Tom “Guns” bumps into me.

“I’m leaving today, Tom.” I grin.

“What the hell? You just got that job at the hospital. Two months sober, man. Things are starting to come back. It’s too soon to leave. You’ll fuck everything
up.”

“My girlfriend got a place in Burnaby right by the SkyTrain. We can take possession first of the month. But I’m leaving today. I got a small room in Surrey a few blocks from the hospital. I’ll crash there for a few days. Twenty bucks a night.”

“Holy shit, man. I don’t think it’s a good idea.” Tom shakes his head.

“I’m not staying another night in this place, Tom. I
phoned Dana. She’ll be here in an hour to get me.”

I packed everything into my duffle bag. I don’t have much. A guy doesn’t need much, I’ve discovered. I carry my stuff out to the foyer, where I sit and wait, duffle bag by my side, precious briefcase on my lap.

The briefcase was a present from Rhonda when I first opened my private practice after graduate school in 1995. I’d buried
it deep in my duffle bag to protect it.
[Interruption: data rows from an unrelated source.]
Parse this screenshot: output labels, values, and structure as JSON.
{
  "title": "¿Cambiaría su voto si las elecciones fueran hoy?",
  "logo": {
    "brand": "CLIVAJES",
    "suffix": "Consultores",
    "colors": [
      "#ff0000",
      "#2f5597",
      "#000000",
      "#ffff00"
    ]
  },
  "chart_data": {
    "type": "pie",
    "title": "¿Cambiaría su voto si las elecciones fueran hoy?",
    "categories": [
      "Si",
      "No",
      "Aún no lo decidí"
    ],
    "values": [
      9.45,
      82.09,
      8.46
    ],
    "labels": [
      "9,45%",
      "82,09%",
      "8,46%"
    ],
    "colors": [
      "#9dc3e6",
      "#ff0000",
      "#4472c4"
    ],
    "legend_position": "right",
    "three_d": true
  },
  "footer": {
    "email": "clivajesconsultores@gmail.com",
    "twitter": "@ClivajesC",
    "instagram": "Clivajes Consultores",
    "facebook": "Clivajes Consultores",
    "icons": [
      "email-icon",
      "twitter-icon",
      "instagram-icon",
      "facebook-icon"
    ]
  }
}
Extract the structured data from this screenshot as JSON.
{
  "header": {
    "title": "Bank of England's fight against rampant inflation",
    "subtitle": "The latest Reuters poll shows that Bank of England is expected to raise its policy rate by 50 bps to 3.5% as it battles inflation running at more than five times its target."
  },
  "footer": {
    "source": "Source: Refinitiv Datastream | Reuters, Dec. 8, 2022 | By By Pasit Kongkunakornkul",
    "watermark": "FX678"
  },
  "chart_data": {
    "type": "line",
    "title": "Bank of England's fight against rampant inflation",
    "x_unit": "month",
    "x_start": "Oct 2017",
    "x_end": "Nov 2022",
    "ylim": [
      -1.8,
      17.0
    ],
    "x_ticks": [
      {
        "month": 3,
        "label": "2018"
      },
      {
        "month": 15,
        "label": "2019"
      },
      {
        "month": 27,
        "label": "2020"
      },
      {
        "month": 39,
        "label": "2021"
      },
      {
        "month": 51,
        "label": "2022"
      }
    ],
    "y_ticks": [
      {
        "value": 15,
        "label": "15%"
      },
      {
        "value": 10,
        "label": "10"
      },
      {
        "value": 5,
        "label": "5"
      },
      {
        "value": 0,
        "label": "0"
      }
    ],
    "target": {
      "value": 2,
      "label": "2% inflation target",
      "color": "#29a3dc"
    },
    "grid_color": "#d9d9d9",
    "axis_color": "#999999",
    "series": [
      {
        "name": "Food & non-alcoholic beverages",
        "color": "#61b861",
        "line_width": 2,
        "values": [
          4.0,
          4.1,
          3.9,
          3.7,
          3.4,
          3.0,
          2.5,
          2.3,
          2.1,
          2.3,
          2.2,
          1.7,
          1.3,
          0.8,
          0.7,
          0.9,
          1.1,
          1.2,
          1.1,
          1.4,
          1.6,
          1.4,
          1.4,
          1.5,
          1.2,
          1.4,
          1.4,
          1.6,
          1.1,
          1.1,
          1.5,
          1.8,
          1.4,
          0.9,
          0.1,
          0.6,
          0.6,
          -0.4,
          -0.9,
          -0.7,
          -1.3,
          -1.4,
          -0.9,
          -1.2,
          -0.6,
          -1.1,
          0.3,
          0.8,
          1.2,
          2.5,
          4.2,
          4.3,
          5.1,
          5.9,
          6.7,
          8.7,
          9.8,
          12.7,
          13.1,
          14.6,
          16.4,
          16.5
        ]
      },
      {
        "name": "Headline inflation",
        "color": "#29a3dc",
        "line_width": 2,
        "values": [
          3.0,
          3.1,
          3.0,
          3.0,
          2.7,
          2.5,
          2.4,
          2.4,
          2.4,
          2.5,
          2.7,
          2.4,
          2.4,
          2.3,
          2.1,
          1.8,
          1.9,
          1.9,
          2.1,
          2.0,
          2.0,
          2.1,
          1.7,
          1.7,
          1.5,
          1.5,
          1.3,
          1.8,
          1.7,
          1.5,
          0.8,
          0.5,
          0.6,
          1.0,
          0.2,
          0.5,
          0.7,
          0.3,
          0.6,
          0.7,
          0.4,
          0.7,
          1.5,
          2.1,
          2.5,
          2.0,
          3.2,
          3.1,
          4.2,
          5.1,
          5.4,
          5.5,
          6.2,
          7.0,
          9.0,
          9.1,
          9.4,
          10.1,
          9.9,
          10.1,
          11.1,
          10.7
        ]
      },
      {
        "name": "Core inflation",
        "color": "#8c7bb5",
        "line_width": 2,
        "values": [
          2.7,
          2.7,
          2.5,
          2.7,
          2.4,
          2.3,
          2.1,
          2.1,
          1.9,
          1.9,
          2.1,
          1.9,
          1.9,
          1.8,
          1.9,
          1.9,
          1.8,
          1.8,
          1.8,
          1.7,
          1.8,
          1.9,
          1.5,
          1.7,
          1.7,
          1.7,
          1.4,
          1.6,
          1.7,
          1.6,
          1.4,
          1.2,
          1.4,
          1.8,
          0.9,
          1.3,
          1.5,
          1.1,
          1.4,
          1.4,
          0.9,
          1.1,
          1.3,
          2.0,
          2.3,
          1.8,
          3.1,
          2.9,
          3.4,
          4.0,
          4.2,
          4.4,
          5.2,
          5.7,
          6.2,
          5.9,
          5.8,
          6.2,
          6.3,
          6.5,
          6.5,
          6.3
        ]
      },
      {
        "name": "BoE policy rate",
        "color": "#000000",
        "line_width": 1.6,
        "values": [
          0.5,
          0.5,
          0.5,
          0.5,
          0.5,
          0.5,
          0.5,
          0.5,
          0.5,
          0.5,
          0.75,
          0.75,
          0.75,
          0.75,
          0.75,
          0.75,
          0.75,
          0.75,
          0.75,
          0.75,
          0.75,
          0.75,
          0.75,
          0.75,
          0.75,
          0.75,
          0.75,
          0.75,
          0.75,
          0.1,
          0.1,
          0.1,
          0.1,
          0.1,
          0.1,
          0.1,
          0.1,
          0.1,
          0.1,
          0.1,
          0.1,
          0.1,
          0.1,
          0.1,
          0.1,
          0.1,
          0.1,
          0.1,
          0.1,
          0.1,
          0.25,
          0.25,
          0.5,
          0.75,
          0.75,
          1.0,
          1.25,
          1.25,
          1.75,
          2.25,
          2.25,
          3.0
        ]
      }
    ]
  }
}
Now it’s a repository of all the evidence of my downfall: collection agency notices, letters from the bankruptcy trustee, correspondence from my professional bodies, doctors’ reports, police reports, papers from the Canada Revenue Agency and the Office of the Superintendent of Motor Vehicles, lab reports and anything else that reminds me that my life has
turned to shit.

I wait in the foyer by the office, close to the back door, which faces the abandoned corner store across the street. Josh, the house manager, sits in the office doing paperwork. We can just see each other, out of the corners of our eyes. We don’t speak. Maybe he’s written me off. After an hour and a half, Dana’s Miata pulls into the corner-store parking lot. I jump up.